Au début est donc Simon Limbres, jeune homme de dix-neuf ans dont le cœur bat au rythme de ses émotions, de ses amours, de sa passion pour le surf : bref, le cœur normal d'un garçon de cet âge. Au retour d'une session nocturne de surf avec deux amis, le conducteur fatigué s'endort et leur camionnette percute de plein fouet un poteau. Simon, le seul à ne pas avoir de ceinture est projeté sur le pare-brise : coma, état de mort cérébrale.
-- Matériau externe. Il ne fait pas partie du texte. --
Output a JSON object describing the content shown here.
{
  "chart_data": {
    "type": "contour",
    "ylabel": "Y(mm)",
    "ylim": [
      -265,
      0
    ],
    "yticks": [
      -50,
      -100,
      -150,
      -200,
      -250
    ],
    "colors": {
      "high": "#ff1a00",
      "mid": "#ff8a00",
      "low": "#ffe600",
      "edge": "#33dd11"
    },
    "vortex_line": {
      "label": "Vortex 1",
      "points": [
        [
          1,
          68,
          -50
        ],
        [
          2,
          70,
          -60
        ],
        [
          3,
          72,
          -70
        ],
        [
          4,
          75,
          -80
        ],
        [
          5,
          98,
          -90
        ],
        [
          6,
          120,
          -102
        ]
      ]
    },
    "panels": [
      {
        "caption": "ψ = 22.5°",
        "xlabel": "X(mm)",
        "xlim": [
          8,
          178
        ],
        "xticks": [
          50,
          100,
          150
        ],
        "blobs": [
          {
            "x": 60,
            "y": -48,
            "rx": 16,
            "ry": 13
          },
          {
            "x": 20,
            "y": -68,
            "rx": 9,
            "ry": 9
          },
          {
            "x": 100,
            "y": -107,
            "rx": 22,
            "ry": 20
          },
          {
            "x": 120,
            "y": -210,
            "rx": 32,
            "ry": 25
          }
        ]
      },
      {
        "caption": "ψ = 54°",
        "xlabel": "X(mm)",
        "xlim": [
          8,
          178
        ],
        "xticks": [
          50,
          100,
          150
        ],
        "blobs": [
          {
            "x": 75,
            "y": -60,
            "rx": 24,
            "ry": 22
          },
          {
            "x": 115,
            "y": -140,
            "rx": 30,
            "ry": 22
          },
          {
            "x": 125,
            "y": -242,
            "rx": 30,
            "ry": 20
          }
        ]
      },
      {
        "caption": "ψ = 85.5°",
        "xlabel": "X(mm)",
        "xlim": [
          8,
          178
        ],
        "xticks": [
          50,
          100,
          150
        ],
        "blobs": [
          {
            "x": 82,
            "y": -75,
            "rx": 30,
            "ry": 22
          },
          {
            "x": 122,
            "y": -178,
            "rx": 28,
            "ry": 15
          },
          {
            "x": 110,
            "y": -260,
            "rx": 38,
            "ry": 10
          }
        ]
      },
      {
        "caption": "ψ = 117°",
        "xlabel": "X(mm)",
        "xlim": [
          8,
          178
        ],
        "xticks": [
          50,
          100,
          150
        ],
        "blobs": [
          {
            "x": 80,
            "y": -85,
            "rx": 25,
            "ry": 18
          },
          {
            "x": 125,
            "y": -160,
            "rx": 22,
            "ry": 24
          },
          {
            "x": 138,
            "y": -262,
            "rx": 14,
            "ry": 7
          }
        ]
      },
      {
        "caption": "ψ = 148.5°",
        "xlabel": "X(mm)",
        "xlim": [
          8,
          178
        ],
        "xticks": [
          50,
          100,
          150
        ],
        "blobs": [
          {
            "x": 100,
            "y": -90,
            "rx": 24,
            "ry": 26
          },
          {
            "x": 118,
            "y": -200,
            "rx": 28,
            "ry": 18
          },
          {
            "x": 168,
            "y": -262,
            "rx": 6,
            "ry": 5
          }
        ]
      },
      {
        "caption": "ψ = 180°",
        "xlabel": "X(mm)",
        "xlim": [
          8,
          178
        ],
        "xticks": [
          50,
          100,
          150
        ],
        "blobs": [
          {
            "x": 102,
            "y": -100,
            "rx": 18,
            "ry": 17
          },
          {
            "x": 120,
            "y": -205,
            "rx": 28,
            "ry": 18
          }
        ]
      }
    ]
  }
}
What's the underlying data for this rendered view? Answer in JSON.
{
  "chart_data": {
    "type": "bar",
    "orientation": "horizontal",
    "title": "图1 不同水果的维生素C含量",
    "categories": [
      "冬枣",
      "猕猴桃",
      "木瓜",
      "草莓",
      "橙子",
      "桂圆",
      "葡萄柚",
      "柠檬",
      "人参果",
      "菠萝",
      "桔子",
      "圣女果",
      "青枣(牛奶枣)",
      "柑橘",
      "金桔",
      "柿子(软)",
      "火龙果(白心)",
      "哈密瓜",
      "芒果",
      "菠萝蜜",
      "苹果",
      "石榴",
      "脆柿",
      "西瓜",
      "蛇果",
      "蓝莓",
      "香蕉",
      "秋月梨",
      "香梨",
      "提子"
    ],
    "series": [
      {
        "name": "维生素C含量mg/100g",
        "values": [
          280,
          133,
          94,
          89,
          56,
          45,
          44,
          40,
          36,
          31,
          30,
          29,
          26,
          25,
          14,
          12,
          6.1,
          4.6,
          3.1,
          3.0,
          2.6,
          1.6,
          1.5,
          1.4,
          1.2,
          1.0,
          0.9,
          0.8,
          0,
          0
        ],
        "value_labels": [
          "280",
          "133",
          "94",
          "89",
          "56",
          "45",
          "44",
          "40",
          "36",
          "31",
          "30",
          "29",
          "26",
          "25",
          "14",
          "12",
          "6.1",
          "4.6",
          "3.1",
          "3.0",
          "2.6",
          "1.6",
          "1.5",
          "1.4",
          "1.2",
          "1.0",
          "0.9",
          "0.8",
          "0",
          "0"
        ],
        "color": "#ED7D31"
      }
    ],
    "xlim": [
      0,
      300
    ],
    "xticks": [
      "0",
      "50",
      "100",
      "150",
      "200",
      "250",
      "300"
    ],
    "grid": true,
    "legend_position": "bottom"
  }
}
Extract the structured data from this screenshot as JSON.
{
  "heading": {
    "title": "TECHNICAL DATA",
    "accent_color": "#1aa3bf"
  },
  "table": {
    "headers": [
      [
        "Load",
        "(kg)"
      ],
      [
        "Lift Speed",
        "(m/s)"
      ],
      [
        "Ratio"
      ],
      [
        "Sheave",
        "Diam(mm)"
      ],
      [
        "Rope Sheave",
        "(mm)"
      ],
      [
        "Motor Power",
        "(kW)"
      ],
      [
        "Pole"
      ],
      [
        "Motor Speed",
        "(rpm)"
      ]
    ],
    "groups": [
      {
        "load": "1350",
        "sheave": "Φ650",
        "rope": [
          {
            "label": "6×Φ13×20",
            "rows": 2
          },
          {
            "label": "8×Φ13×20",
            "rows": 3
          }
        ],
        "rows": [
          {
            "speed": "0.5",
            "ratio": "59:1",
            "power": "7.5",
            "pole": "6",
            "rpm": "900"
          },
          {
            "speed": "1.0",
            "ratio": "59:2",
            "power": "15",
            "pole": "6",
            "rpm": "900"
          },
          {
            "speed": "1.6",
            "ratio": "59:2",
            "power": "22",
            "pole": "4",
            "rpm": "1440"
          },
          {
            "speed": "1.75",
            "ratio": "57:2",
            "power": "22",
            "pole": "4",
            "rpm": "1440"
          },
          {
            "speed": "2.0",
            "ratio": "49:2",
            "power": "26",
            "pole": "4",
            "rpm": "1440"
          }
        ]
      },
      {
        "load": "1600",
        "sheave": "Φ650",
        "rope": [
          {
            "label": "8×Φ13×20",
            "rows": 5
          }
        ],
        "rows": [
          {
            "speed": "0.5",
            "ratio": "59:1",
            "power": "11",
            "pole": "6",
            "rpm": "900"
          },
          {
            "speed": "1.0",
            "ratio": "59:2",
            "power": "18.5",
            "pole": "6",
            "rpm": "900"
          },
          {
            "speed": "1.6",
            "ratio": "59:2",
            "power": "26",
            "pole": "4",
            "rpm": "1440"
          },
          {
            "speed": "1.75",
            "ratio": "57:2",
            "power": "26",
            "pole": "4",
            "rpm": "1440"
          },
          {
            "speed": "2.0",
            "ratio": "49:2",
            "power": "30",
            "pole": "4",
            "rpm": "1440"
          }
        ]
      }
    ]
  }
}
A partir de là, s'enclenche un processus rigoureux qui va amener les parents assommés par le choc et la douleur à accepter d'abord la mort, puis le don d'organes de leur fils, sauf les yeux, la mère ne peut s'y résoudre.
C'est au médecin Pierre Révol que revient la difficile tâche d'annoncer aux parents, Marianne et Sean, la mort de Simon : Simon est en état de mort cérébrale. Il est décédé. Il est mort. Trois mots sans appel, qui figent un état du corps.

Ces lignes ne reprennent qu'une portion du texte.